3. Again, consider the function [tex]\(g(x) = x^3 - 4x\)[/tex], find the interval [tex]\((2 - \delta, 2 + \delta)\)[/tex] such that:

[tex]\[ |x^3 - 4x| < 0.1 \][/tex]

4. Plugging [tex]\(x = 2 + \delta\)[/tex] into [tex]\(x^3 - 4x\)[/tex]:

Solve [tex]\( |(2 + \delta)^3 - 4(2 + \delta)| < 0.1 \)[/tex]:

Simplification leads us:

[tex]\[ \delta^3 + 6\delta^2 + 8\delta \][/tex]

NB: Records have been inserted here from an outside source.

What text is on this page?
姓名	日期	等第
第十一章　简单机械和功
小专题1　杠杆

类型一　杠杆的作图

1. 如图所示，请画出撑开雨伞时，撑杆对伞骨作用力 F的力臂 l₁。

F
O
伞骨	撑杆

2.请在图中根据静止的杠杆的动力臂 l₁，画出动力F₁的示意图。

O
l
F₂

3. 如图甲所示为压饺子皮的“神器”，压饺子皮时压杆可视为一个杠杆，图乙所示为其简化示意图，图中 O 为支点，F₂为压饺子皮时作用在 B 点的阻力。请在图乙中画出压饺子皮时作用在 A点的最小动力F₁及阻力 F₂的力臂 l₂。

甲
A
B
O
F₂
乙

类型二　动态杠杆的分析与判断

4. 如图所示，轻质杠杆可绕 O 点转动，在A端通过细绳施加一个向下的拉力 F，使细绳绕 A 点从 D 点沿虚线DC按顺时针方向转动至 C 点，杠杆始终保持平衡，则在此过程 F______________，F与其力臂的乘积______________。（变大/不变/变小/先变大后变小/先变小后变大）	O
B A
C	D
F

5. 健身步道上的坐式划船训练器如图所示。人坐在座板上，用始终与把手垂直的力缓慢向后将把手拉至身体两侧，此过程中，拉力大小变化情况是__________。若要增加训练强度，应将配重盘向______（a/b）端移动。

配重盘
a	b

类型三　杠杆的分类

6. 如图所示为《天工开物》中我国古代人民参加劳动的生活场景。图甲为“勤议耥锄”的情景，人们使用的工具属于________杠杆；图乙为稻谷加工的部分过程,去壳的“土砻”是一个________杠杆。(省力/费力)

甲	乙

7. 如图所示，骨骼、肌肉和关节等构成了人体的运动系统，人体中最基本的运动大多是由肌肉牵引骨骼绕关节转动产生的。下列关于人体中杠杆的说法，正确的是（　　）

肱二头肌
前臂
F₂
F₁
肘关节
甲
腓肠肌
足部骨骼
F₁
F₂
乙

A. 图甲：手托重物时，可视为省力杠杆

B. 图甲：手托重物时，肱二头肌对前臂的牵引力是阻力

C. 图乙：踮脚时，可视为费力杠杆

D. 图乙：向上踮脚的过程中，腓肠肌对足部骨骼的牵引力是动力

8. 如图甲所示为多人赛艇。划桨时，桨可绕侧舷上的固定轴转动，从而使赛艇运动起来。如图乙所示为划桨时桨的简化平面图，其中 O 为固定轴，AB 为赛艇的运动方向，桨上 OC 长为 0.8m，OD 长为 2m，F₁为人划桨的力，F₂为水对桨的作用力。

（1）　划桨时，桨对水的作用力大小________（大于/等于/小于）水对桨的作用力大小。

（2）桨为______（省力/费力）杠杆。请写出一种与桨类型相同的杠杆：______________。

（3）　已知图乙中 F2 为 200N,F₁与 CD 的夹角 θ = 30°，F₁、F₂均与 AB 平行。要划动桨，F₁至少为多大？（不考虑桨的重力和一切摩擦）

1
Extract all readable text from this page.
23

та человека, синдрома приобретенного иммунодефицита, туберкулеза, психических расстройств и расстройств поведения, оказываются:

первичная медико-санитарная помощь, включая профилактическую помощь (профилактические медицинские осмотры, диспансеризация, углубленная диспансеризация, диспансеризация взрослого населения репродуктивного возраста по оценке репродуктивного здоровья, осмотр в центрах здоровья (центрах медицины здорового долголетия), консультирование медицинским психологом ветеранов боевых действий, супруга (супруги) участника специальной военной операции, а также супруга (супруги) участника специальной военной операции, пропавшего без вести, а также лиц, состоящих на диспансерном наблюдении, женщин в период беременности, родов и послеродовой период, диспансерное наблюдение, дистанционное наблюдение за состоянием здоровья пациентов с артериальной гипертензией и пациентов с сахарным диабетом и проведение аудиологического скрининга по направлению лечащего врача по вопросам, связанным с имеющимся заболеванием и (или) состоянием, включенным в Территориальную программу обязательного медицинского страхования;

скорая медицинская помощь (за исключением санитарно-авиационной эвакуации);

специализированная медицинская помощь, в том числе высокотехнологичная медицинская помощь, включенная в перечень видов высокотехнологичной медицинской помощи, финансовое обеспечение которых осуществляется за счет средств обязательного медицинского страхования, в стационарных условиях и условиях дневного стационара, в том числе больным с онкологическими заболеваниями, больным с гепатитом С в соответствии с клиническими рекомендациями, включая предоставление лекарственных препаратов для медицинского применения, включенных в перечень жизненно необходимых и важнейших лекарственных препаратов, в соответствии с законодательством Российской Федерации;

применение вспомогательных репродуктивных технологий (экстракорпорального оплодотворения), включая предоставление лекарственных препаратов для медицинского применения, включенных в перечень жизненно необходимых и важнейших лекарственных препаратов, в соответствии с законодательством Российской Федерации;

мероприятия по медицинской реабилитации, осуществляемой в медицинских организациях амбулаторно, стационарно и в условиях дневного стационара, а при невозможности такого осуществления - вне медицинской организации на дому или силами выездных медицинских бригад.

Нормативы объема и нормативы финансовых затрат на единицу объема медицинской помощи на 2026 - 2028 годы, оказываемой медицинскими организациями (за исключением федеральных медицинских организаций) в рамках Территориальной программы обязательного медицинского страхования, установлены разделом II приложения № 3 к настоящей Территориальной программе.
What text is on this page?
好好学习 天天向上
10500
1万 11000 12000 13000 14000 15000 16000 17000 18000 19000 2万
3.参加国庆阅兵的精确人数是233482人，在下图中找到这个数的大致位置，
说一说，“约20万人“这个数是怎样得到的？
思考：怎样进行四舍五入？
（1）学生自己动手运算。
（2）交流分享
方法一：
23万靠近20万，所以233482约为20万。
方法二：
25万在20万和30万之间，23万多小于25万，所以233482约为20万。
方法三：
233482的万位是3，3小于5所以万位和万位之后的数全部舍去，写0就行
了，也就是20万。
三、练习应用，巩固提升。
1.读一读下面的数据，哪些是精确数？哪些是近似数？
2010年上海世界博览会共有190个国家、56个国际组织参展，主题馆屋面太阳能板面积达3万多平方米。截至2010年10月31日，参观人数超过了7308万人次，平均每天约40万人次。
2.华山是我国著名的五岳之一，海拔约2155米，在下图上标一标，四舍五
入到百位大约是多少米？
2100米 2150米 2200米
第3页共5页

Solving for [tex]\(\delta\)[/tex]:

\[
\delta \approx 0.0194 for \erpsilon = 0.1
]

### Conclusion
For [tex]\(\varepsilon = 0.2\)[/tex], [tex]\(\delta \approx 0.0396\)[/tex].

For [tex]\(\varepsilon = 0.1\)[/tex], [tex]\(\delta \approx 0.0194\)[/tex].